LG Act an opportunity for cultural growth in NZ
Local Government Act a unique opportunity for cultural growth in NZ communities
The explicit inclusion of cultural well-being as one of the ‘quadruple bottom-line’ purposes in the Local Government Act 2002 represents an exciting opportunity for local authorities, Associate Arts, Culture and Heritage Minister Judith Tizard told the Central Government-Local Government Forum today.
“We have amended the Local Government Act to ensure that looking after the cultural well-being of communities is one of the four purposes of local government,” said Judith Tizard.
“Arts, culture and heritage have an intrinsic value. They are vital to our communities for the fundamental human satisfaction they give. Culture makes an important contribution to a wider sense of social well-being and social cohesion. Our arts and culture also help us to define and assert our national identity as a unique, creative and confident nation.

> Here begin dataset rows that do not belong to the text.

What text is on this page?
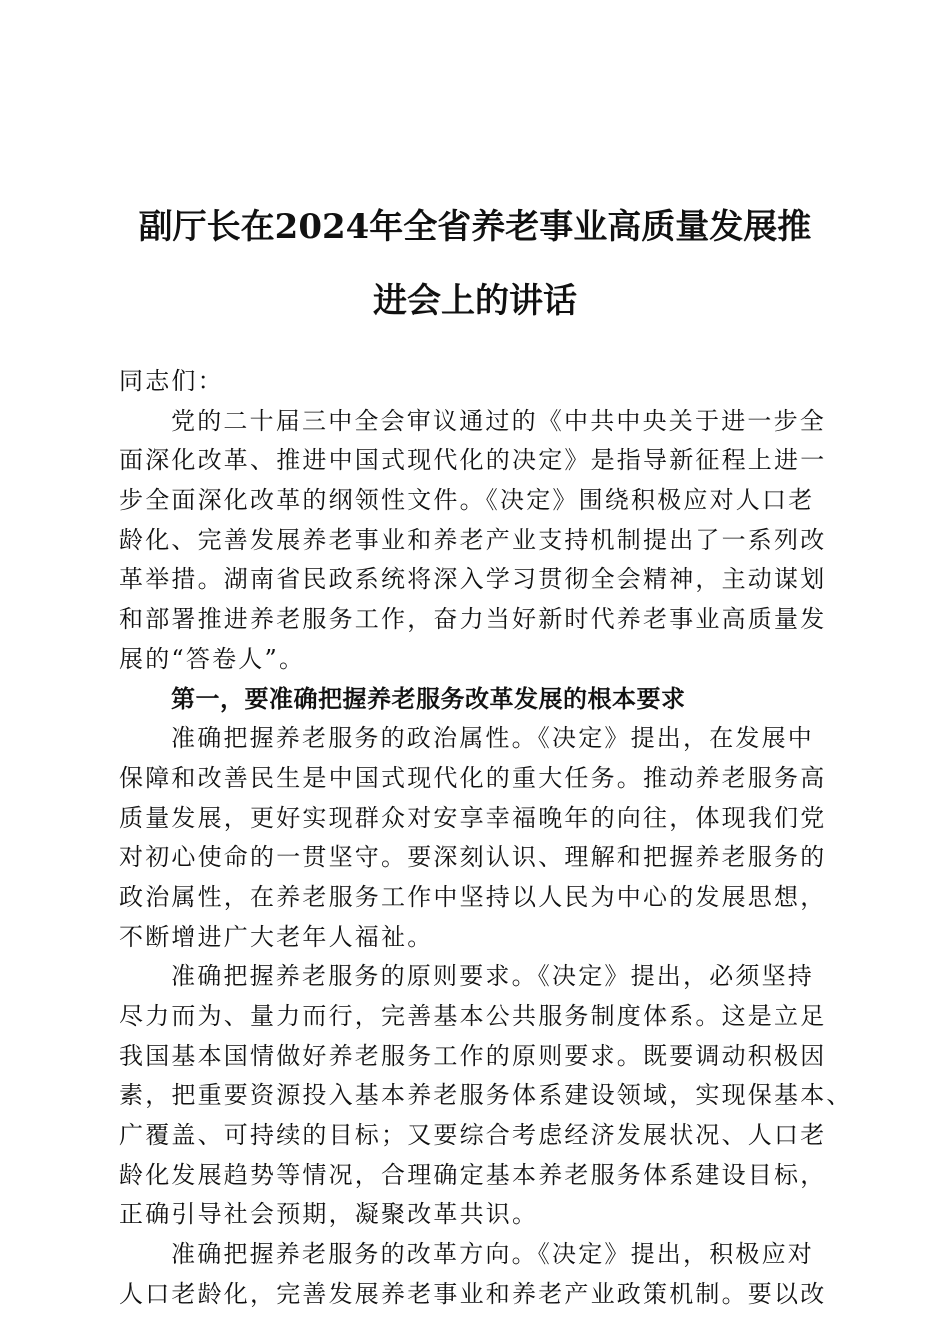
副厅长在2024年全省养老事业高质量发展推
进会上的讲话
同志们：
党的二十届三中全会审议通过的《中共中央关于进一步全
面深化改革、推进中国式现代化的决定》是指导新征程上进一
步全面深化改革的纲领性文件。《决定》围绕积极应对人口老
龄化、完善发展养老事业和养老产业支持机制提出了一系列改
革举措。湖南省民政系统将深入学习贯彻全会精神，主动谋划
和部署推进养老服务工作，奋力当好新时代养老事业高质量发
展的“答卷人”。
第一，要准确把握养老服务改革发展的根本要求
准确把握养老服务的政治属性。《决定》提出，在发展中
保障和改善民生是中国式现代化的重大任务。推动养老服务高
质量发展，更好实现群众对安享幸福晚年的向往，体现我们党
对初心使命的一贯坚守。要深刻认识、理解和把握养老服务的
政治属性，在养老服务工作中坚持以人民为中心的发展思想，
不断增进广大老年人福祉。
准确把握养老服务的原则要求。《决定》提出，必须坚持
尽力而为、量力而行，完善基本公共服务制度体系。这是立足
我国基本国情做好养老服务工作的原则要求。既要调动积极因
素，把重要资源投入基本养老服务体系建设领域，实现保基本、
广覆盖、可持续的目标；又要综合考虑经济发展状况、人口老
龄化发展趋势等情况，合理确定基本养老服务体系建设目标，
正确引导社会预期，凝聚改革共识。
准确把握养老服务的改革方向。《决定》提出，积极应对
人口老龄化，完善发展养老事业和养老产业政策机制。要以改
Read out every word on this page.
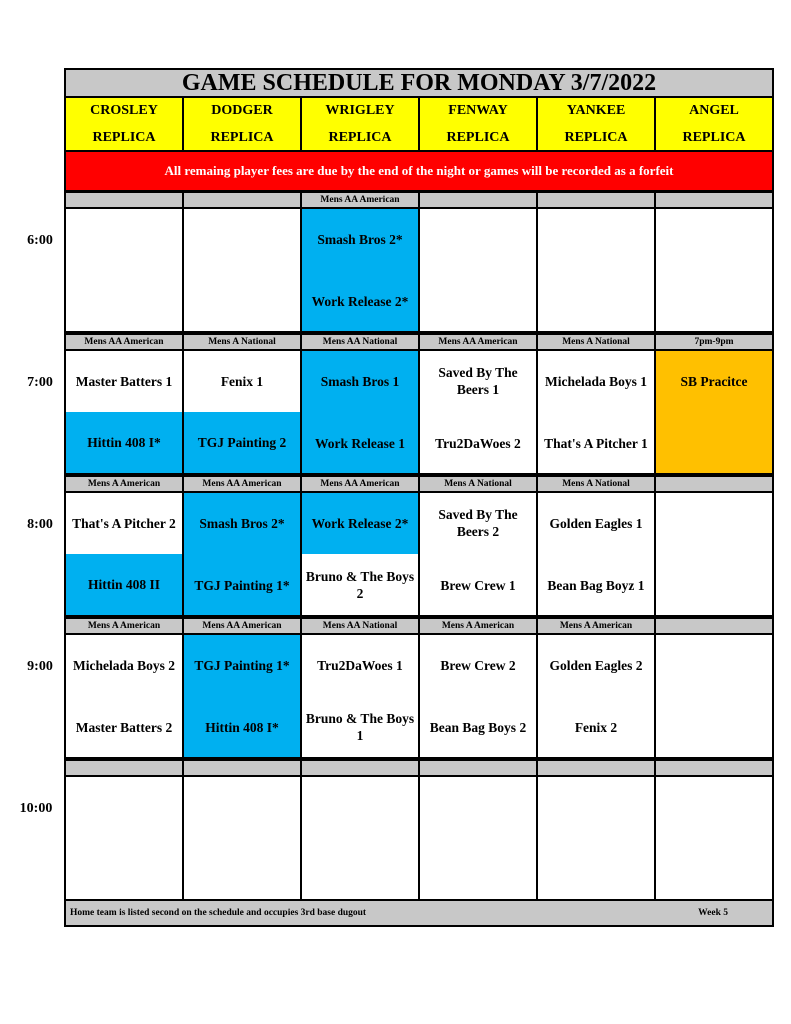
GAME SCHEDULE FOR MONDAY 3/7/2022
CROSLEY
REPLICA
DODGER
REPLICA
WRIGLEY
REPLICA
FENWAY
REPLICA
YANKEE
REPLICA
ANGEL
REPLICA
All remaing player fees are due by the end of the night or games will be recorded as a forfeit
Mens AA American
Smash Bros 2*
Work Release 2*
Mens AA American
Master Batters 1
Hittin 408 I*
Mens A National
Fenix 1
TGJ Painting 2
Mens AA National
Smash Bros 1
Work Release 1
Mens AA American
Saved By The Beers 1
Tru2DaWoes 2
Mens A National
Michelada Boys 1
That's A Pitcher 1
7pm-9pm
SB Pracitce
Mens A American
That's A Pitcher 2
Hittin 408 II
Mens AA American
Smash Bros 2*
TGJ Painting 1*
Mens AA American
Work Release 2*
Bruno & The Boys 2
Mens A National
Saved By The Beers 2
Brew Crew 1
Mens A National
Golden Eagles 1
Bean Bag Boyz 1
Mens A American
Michelada Boys 2
Master Batters 2
Mens AA American
TGJ Painting 1*
Hittin 408 I*
Mens AA National
Tru2DaWoes 1
Bruno & The Boys 1
Mens A American
Brew Crew 2
Bean Bag Boys 2
Mens A American
Golden Eagles 2
Fenix 2
Home team is listed second on the schedule and occupies 3rd base dugout	Week 5
6:00
7:00
8:00
9:00
10:00
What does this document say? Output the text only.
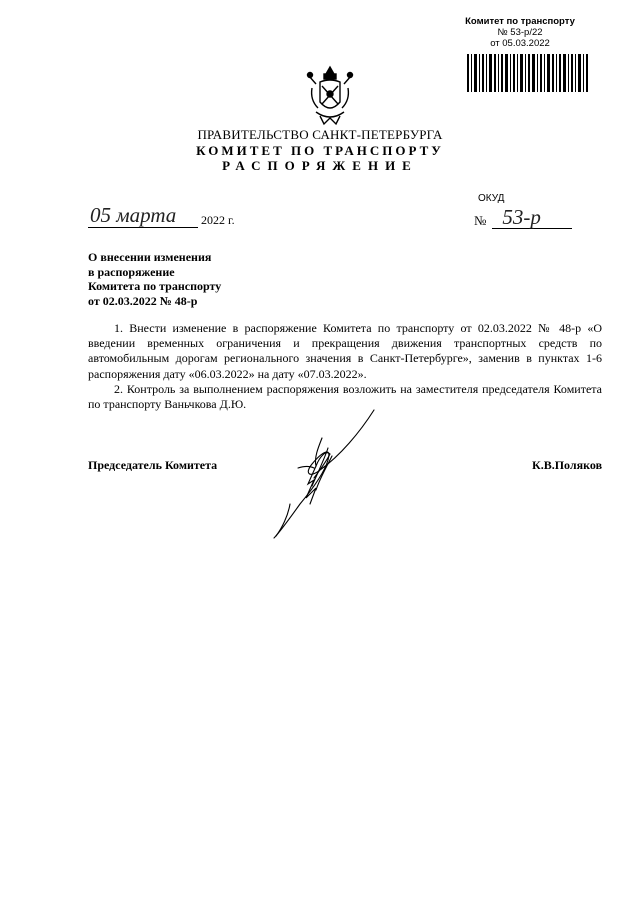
Комитет по транспорту
№ 53-р/22
от 05.03.2022
ПРАВИТЕЛЬСТВО САНКТ-ПЕТЕРБУРГА
КОМИТЕТ ПО ТРАНСПОРТУ
РАСПОРЯЖЕНИЕ
ОКУД
05 марта 2022 г.	№ 53-р
О внесении изменения
в распоряжение
Комитета по транспорту
от 02.03.2022 № 48-р

1. Внести изменение в распоряжение Комитета по транспорту от 02.03.2022 № 48-р «О введении временных ограничения и прекращения движения транспортных средств по автомобильным дорогам регионального значения в Санкт-Петербурге», заменив в пунктах 1-6 распоряжения дату «06.03.2022» на дату «07.03.2022».

2. Контроль за выполнением распоряжения возложить на заместителя председателя Комитета по транспорту Ваньчкова Д.Ю.

Председатель Комитета	К.В.Поляков
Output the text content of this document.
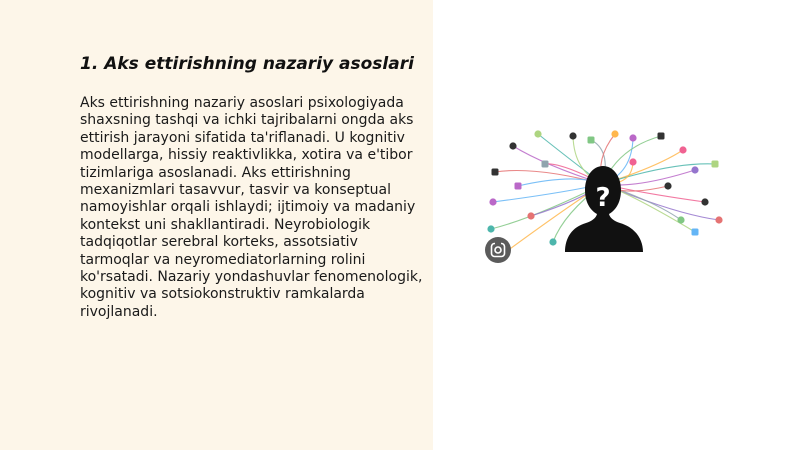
1. Aks ettirishning nazariy asoslari

Aks ettirishning nazariy asoslari psixologiyada shaxsning tashqi va ichki tajribalarni ongda aks ettirish jarayoni sifatida ta'riflanadi. U kognitiv modellarga, hissiy reaktivlikka, xotira va e'tibor tizimlariga asoslanadi. Aks ettirishning mexanizmlari tasavvur, tasvir va konseptual namoyishlar orqali ishlaydi; ijtimoiy va madaniy kontekst uni shakllantiradi. Neyrobiologik tadqiqotlar serebral korteks, assotsiativ tarmoqlar va neyromediatorlarning rolini ko'rsatadi. Nazariy yondashuvlar fenomenologik, kognitiv va sotsiokonstruktiv ramkalarda rivojlanadi.

?
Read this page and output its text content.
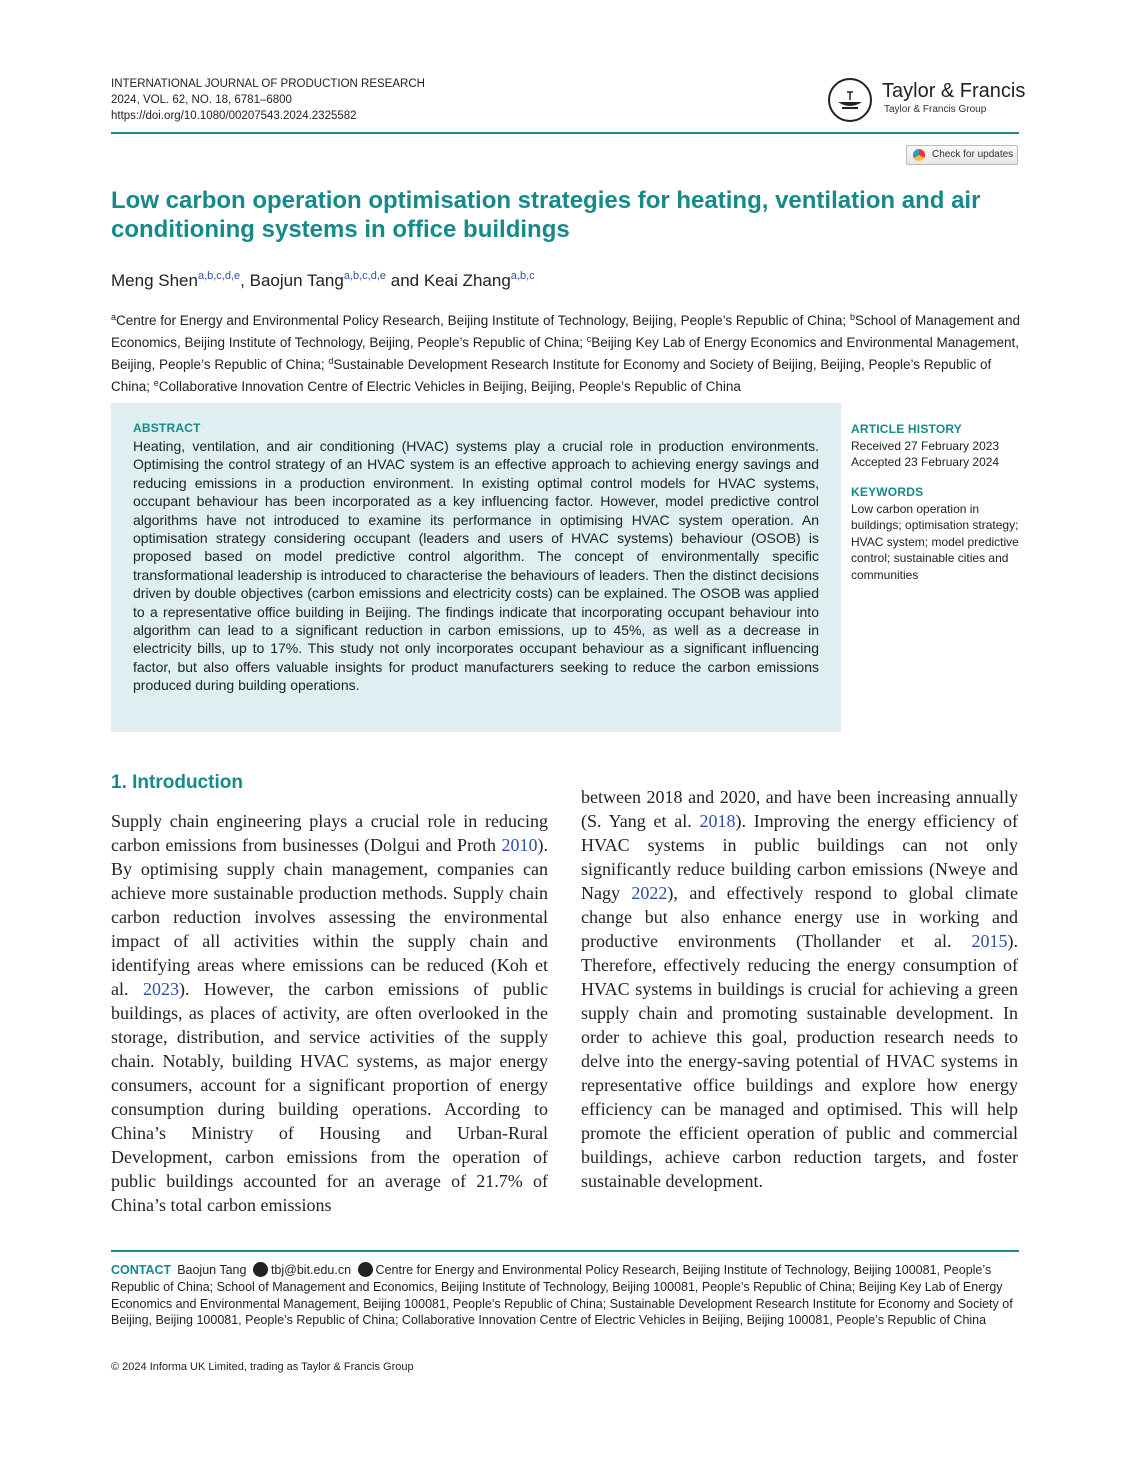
INTERNATIONAL JOURNAL OF PRODUCTION RESEARCH
2024, VOL. 62, NO. 18, 6781–6800
https://doi.org/10.1080/00207543.2024.2325582
Taylor & Francis
Taylor & Francis Group
Check for updates
Low carbon operation optimisation strategies for heating, ventilation and air conditioning systems in office buildings
Meng Shen$^{a,b,c,d,e}$, Baojun Tang$^{a,b,c,d,e}$ and Keai Zhang$^{a,b,c}$
$^a$Centre for Energy and Environmental Policy Research, Beijing Institute of Technology, Beijing, People’s Republic of China; $^b$School of Management and Economics, Beijing Institute of Technology, Beijing, People’s Republic of China; $^c$Beijing Key Lab of Energy Economics and Environmental Management, Beijing, People’s Republic of China; $^d$Sustainable Development Research Institute for Economy and Society of Beijing, Beijing, People’s Republic of China; $^e$Collaborative Innovation Centre of Electric Vehicles in Beijing, Beijing, People’s Republic of China
ABSTRACT
Heating, ventilation, and air conditioning (HVAC) systems play a crucial role in production environments. Optimising the control strategy of an HVAC system is an effective approach to achieving energy savings and reducing emissions in a production environment. In existing optimal control models for HVAC systems, occupant behaviour has been incorporated as a key influencing factor. However, model predictive control algorithms have not introduced to examine its performance in optimising HVAC system operation. An optimisation strategy considering occupant (leaders and users of HVAC systems) behaviour (OSOB) is proposed based on model predictive control algorithm. The concept of environmentally specific transformational leadership is introduced to characterise the behaviours of leaders. Then the distinct decisions driven by double objectives (carbon emissions and electricity costs) can be explained. The OSOB was applied to a representative office building in Beijing. The findings indicate that incorporating occupant behaviour into algorithm can lead to a significant reduction in carbon emissions, up to 45%, as well as a decrease in electricity bills, up to 17%. This study not only incorporates occupant behaviour as a significant influencing factor, but also offers valuable insights for product manufacturers seeking to reduce the carbon emissions produced during building operations.
ARTICLE HISTORY
Received 27 February 2023
Accepted 23 February 2024
KEYWORDS
Low carbon operation in buildings; optimisation strategy; HVAC system; model predictive control; sustainable cities and communities
1. Introduction
Supply chain engineering plays a crucial role in reducing carbon emissions from businesses (Dolgui and Proth 2010). By optimising supply chain management, companies can achieve more sustainable production methods. Supply chain carbon reduction involves assessing the environmental impact of all activities within the supply chain and identifying areas where emissions can be reduced (Koh et al. 2023). However, the carbon emissions of public buildings, as places of activity, are often overlooked in the storage, distribution, and service activities of the supply chain. Notably, building HVAC systems, as major energy consumers, account for a significant proportion of energy consumption during building operations. According to China’s Ministry of Housing and Urban-Rural Development, carbon emissions from the operation of public buildings accounted for an average of 21.7% of China’s total carbon emissions
between 2018 and 2020, and have been increasing annually (S. Yang et al. 2018). Improving the energy efficiency of HVAC systems in public buildings can not only significantly reduce building carbon emissions (Nweye and Nagy 2022), and effectively respond to global climate change but also enhance energy use in working and productive environments (Thollander et al. 2015). Therefore, effectively reducing the energy consumption of HVAC systems in buildings is crucial for achieving a green supply chain and promoting sustainable development. In order to achieve this goal, production research needs to delve into the energy-saving potential of HVAC systems in representative office buildings and explore how energy efficiency can be managed and optimised. This will help promote the efficient operation of public and commercial buildings, achieve carbon reduction targets, and foster sustainable development.
CONTACT Baojun Tang tbj@bit.edu.cn Centre for Energy and Environmental Policy Research, Beijing Institute of Technology, Beijing 100081, People’s Republic of China; School of Management and Economics, Beijing Institute of Technology, Beijing 100081, People’s Republic of China; Beijing Key Lab of Energy Economics and Environmental Management, Beijing 100081, People’s Republic of China; Sustainable Development Research Institute for Economy and Society of Beijing, Beijing 100081, People’s Republic of China; Collaborative Innovation Centre of Electric Vehicles in Beijing, Beijing 100081, People’s Republic of China
© 2024 Informa UK Limited, trading as Taylor & Francis Group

“There are also strong economic spin-offs from supporting cultural well-being in the widest sense. Creative industries have enormous potential to generate employment, entrepreneurial opportunities and economic benefits for New Zealand’s regions and the nation as a whole.
“We recognise that local councils across New Zealand have had a broad and long-standing commitment to the development of cultural activities in their regions, providing facilities, making grants and supporting in many other ways the provision of libraries, museums, galleries, theatres, sport and recreation facilities, public artworks, festivals, events and arts organisations.
“The government supports local councils in these endeavours on a number of levels, such as Creative New Zealand’s Creative Communities scheme and Regional Strengths Strategy projects. Te Papa National Services, the National Library, Tourism New Zealand, Film New Zealand and other central agencies also collaborate with local government on creative endeavours.“
Judith Tizard said there were still many more ways that the cultural well-being of communities could be expanded, from providing spaces for social service organisations that incorporate the arts into their programmes, to ensuring that live music venues and residential developments can co-exist in inner-city areas.
“In implementing the cultural well-being purpose of the Act, it will be crucial for local authorities to have a sound base for their planning activities,” said Judith Tizard.
“I welcome two initiatives that will help achieve this. Local Government New Zealand has begun discussions with cultural sector agencies over the possibility of holding cultural well-being workshops for local authorities in 2004.
“And over the next few months, the Ministry for Culture and Heritage will disseminate more widely key findings from the cultural experiences survey carried out by Statistics New Zealand and the Ministry.
“The survey has rich material on experiences and spending broken down to a regional level which will be of assistance to planners.
“I look forward to seeing more and more cultural innovation and diversity around New Zealand.”